S’agissant de la décision de refus de titre de séjour :
- cette décision est entachée d’un défaut d’examen sérieux ;
- elle est entachée d’erreurs de droit au regard des dispositions de l’article L. 435-3 du code de l’entrée et du séjour des étrangers et du droit d’asile dès lors, d’une part, que le préfet n’a pas examiné la nature de ses liens avec sa famille dans son pays d’origine et, d’autre part, qu’il a ajouté une condition non prévue par ces dispositions tenant à l’existence de liens en France ;
- elle est entachée d’une erreur manifeste d’appréciation au regard des dispositions de l’article L. 435-3 du code de l’entrée et du séjour des étrangers et du droit d’asile ;
- elle méconnaît les stipulations de l’article 8 de la convention européenne de sauvegarde des droits de l’homme et des libertés fondamentales.
S’agissant de l’obligation de quitter le territoire français :
- cette décision est illégale du fait de l’illégalité de la décision de refus de titre de séjour ;
- elle méconnaît les stipulations de l’article 8 de la convention européenne de sauvegarde des droits de l’homme et des libertés fondamentales.
S’agissant des décisions fixant le délai de départ volontaire et le pays de destination :
- ces décisions sont illégales en raison de l’illégalité des décisions de refus de titre de séjour et portant obligation de quitter le territoire français.
La requête a été communiquée au préfet d’Indre-et-Loire, qui n’a pas produit d’observations en défense.
Par ordonnance du 13 février 2026, la clôture d’instruction a été fixée au 12 mars 2026.
M. A… a été admis au bénéfice de l’aide juridictionnelle totale par une décision du 15 novembre 2024.
Vu les autres pièces du dossier.
Vu :
- la convention européenne de sauvegarde des droits de l’homme et des libertés fondamentales ;
- l’accord relatif à la gestion concertée des flux migratoires entre le gouvernement de la République française et le gouvernement de la République du Sénégal, signé à Dakar le 23 septembre 2006 et l’avenant à cet accord signé à Dakar le 25 février 2008 ;
- le code de l’entrée et du séjour des étrangers et du droit d’asile ;
- la loi n° 91-647 du 10 juillet 1991 ;
- le code de justice administrative.
Les parties ont été régulièrement averties du jour de l’audience.
Le président de la formation de jugement a dispensé la rapporteure publique, sur sa proposition, de prononcer des conclusions à l’audience.

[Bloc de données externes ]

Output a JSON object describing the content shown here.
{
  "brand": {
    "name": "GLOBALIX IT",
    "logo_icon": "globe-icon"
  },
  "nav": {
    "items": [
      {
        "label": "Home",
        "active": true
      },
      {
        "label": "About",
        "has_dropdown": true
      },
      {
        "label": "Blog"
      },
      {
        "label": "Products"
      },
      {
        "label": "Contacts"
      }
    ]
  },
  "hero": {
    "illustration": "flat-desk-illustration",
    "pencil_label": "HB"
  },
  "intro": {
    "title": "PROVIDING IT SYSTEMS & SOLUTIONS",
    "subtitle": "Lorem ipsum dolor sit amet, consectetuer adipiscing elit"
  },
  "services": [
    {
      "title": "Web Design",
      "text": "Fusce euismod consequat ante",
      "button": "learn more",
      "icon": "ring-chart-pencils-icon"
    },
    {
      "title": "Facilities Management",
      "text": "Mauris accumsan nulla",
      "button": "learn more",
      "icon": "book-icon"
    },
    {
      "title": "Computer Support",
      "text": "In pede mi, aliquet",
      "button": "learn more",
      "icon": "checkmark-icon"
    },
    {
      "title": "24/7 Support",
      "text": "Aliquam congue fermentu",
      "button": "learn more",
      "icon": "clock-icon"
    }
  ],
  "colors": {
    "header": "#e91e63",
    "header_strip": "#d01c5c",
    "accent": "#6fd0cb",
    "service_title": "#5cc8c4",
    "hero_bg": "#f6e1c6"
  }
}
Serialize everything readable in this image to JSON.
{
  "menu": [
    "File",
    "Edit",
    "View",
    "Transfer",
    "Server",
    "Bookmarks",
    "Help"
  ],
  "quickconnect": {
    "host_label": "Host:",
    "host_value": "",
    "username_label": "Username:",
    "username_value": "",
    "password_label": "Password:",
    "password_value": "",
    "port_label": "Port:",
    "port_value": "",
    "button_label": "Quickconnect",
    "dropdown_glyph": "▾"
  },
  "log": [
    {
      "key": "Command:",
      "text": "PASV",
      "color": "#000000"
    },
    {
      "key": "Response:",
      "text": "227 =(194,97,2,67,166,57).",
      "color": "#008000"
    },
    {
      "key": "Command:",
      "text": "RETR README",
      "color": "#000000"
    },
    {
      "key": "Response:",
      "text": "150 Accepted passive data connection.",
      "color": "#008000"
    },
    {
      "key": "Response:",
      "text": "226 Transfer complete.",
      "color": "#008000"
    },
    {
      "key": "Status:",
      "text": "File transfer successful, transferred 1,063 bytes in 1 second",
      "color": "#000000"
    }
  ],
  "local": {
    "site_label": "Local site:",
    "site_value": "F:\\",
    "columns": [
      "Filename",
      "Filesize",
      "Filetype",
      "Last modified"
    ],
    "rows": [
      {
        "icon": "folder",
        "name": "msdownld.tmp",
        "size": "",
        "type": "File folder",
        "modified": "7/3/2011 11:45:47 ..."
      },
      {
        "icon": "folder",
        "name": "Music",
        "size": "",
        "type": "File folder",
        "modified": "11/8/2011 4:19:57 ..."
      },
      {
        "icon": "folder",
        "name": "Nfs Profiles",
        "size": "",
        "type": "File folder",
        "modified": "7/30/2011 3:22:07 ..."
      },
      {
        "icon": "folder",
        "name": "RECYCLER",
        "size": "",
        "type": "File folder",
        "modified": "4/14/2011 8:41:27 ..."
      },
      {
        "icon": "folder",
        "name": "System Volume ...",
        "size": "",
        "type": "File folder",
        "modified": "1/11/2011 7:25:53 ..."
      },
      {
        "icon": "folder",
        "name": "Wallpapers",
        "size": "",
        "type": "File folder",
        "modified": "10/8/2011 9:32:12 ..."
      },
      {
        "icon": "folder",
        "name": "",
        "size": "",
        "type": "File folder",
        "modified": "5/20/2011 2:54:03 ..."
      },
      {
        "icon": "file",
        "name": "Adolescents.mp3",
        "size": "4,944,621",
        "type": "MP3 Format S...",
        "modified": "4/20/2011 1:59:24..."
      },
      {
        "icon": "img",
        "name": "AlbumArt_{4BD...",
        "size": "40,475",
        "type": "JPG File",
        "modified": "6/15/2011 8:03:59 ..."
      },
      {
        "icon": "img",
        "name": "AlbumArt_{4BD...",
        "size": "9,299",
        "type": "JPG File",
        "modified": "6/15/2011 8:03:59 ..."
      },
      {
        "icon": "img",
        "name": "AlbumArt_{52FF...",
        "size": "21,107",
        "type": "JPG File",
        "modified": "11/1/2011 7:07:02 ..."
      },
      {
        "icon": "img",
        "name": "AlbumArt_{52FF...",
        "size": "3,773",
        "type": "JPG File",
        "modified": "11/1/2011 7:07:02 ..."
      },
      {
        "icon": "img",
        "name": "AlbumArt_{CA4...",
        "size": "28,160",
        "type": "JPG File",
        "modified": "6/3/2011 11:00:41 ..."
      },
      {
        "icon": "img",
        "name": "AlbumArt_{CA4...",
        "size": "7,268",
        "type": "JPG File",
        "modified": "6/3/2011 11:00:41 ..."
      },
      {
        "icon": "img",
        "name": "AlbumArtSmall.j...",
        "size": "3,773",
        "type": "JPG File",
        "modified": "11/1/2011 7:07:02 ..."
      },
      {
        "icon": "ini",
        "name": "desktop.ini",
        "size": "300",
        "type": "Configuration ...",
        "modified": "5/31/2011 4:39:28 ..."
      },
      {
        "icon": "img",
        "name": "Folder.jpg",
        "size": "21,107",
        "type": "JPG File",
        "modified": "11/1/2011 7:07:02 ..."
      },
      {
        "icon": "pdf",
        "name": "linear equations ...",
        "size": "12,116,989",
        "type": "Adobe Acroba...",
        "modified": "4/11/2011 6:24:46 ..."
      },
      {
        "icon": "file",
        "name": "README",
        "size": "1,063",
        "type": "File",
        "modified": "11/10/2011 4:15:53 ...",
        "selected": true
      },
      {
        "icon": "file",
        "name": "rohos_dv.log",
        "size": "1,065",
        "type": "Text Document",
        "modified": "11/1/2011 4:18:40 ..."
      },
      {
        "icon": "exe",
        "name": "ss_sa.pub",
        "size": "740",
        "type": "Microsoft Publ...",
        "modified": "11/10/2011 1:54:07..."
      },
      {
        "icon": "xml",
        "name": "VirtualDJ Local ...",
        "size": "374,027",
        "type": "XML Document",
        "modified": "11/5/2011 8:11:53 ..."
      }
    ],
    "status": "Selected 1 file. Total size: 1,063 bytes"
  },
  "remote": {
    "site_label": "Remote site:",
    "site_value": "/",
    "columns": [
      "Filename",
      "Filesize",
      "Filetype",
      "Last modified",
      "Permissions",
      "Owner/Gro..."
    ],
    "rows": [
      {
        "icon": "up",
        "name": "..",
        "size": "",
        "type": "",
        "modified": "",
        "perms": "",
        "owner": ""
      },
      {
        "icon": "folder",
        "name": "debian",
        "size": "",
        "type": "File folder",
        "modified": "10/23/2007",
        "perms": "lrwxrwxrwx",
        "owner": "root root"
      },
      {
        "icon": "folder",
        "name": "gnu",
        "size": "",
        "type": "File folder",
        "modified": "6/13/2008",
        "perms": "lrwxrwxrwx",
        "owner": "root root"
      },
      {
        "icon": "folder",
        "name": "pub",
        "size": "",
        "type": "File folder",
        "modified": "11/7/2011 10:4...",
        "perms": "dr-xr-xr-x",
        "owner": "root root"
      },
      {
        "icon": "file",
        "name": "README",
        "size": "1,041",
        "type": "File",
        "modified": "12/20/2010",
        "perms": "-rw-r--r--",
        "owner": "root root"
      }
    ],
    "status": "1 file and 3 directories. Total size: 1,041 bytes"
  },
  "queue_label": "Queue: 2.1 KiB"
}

Le rapport de Mme Ploteau a été entendu au cours de l’audience publique.
Considérant ce qui suit :
M. A…, ressortissant sénégalais né le 16 septembre 2006 à Louga (Sénégal), déclare être entré en France le 26 septembre 2022, alors qu’il était mineur. Par une ordonnance de placement provisoire du 21 octobre 2022, M. A… a été confié aux services de l’aide sociale à l’enfance. Le 9 septembre 2024, M. A… a sollicité la délivrance d’une carte de séjour temporaire sur le fondement des dispositions de l’article L. 435-3 du code de l’entrée et du séjour des étrangers et du droit d’asile. Par un arrêté du 23 septembre 2024, dont il demande l’annulation, le préfet d’Indre-et-Loire a refusé de lui délivrer un titre de séjour, lui a fait obligation de quitter le territoire français dans un délai de trente jours et a fixé le pays de destination de la mesure d’éloignement.

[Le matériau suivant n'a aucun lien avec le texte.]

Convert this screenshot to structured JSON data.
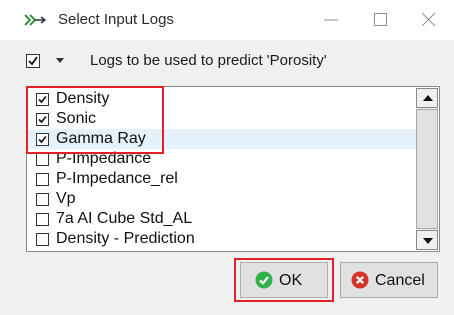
{
  "window": {
    "title": "Select Input Logs",
    "minimize_icon": "minimize-icon",
    "maximize_icon": "maximize-icon",
    "close_icon": "close-icon"
  },
  "toolbar": {
    "label": "Logs to be used to predict 'Porosity'",
    "select_all_checked": true,
    "dropdown_icon": "dropdown-triangle-icon"
  },
  "logs": [
    {
      "label": "Density",
      "checked": true
    },
    {
      "label": "Sonic",
      "checked": true
    },
    {
      "label": "Gamma Ray",
      "checked": true
    },
    {
      "label": "P-Impedance",
      "checked": false
    },
    {
      "label": "P-Impedance_rel",
      "checked": false
    },
    {
      "label": "Vp",
      "checked": false
    },
    {
      "label": "7a AI Cube Std_AL",
      "checked": false
    },
    {
      "label": "Density - Prediction",
      "checked": false
    }
  ],
  "buttons": {
    "ok_label": "OK",
    "cancel_label": "Cancel"
  },
  "colors": {
    "highlight_red": "#e0202a",
    "ok_green": "#2fb24a",
    "cancel_red": "#d8322a",
    "selected_row": "#e5f1fb"
  }
}
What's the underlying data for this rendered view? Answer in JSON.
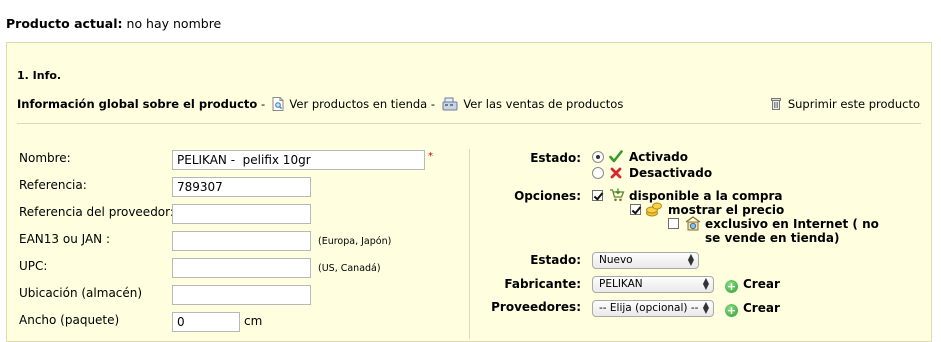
{
  "header": {
    "label": "Producto actual:",
    "value": "no hay nombre"
  },
  "section": {
    "title": "1. Info."
  },
  "global": {
    "label": "Información global sobre el producto",
    "dash": "-",
    "view_in_store": "Ver productos en tienda",
    "view_sales": "Ver las ventas de productos",
    "delete": "Suprimir este producto"
  },
  "fields": {
    "name": {
      "label": "Nombre:",
      "value": "PELIKAN -  pelifix 10gr",
      "required_mark": "*"
    },
    "reference": {
      "label": "Referencia:",
      "value": "789307"
    },
    "supplier_reference": {
      "label": "Referencia del proveedor:",
      "value": ""
    },
    "ean13": {
      "label": "EAN13 ou JAN :",
      "value": "",
      "hint": "(Europa, Japón)"
    },
    "upc": {
      "label": "UPC:",
      "value": "",
      "hint": "(US, Canadá)"
    },
    "location": {
      "label": "Ubicación (almacén)",
      "value": ""
    },
    "width": {
      "label": "Ancho (paquete)",
      "value": "0",
      "unit": "cm"
    }
  },
  "status": {
    "label": "Estado:",
    "activated": "Activado",
    "deactivated": "Desactivado",
    "selected": "Activado"
  },
  "options": {
    "label": "Opciones:",
    "available_for_order": "disponible a la compra",
    "show_price": "mostrar el precio",
    "online_only_1": "exclusivo en Internet ( no",
    "online_only_2": "se vende en tienda)",
    "available_for_order_checked": true,
    "show_price_checked": true,
    "online_only_checked": false
  },
  "condition": {
    "label": "Estado:",
    "value": "Nuevo"
  },
  "manufacturer": {
    "label": "Fabricante:",
    "value": "PELIKAN",
    "create": "Crear"
  },
  "suppliers": {
    "label": "Proveedores:",
    "value": "-- Elija (opcional) --",
    "create": "Crear"
  },
  "colors": {
    "panel_bg": "#ffffe0",
    "required": "#cc0000",
    "check_green": "#3a9a2a",
    "cross_red": "#d8262b"
  }
}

Sur l’admission à l’aide juridictionnelle à titre provisoire :
Par une décision du 15 novembre 2024, M. A… a été admis au bénéfice de l’aide juridictionnelle totale. Par suite, il n’y a pas lieu de statuer sur les conclusions tendant à l’admission provisoire de ce dernier à l’aide juridictionnelle.
Sur les conclusions à fin d’annulation :
En ce qui concerne l’arrêté dans son ensemble :
Aux termes du paragraphe 42 de l’article 4 de l’accord franco-sénégalais du 23 septembre 2006, dans sa rédaction issue de l’avenant signé le 25 février 2008 : « (…) Un ressortissant sénégalais en situation irrégulière en France peut bénéficier, en application de la législation française, d’une admission exceptionnelle au séjour se traduisant par la délivrance d’une carte de séjour temporaire portant : / – soit la mention « salarié » s’il exerce l’un des métiers mentionnés dans la liste figurant en annexe IV de l’Accord et dispose d’une proposition de contrat de travail ; / – soit la mention « vie privée et familiale » s’il justifie de motifs humanitaires ou exceptionnels (…) ». Il résulte de ces dispositions que les dispositions du code de l’entrée et du séjour des étrangers et du droit d’asile sont applicables aux ressortissants sénégalais sollicitant leur admission exceptionnelle au séjour.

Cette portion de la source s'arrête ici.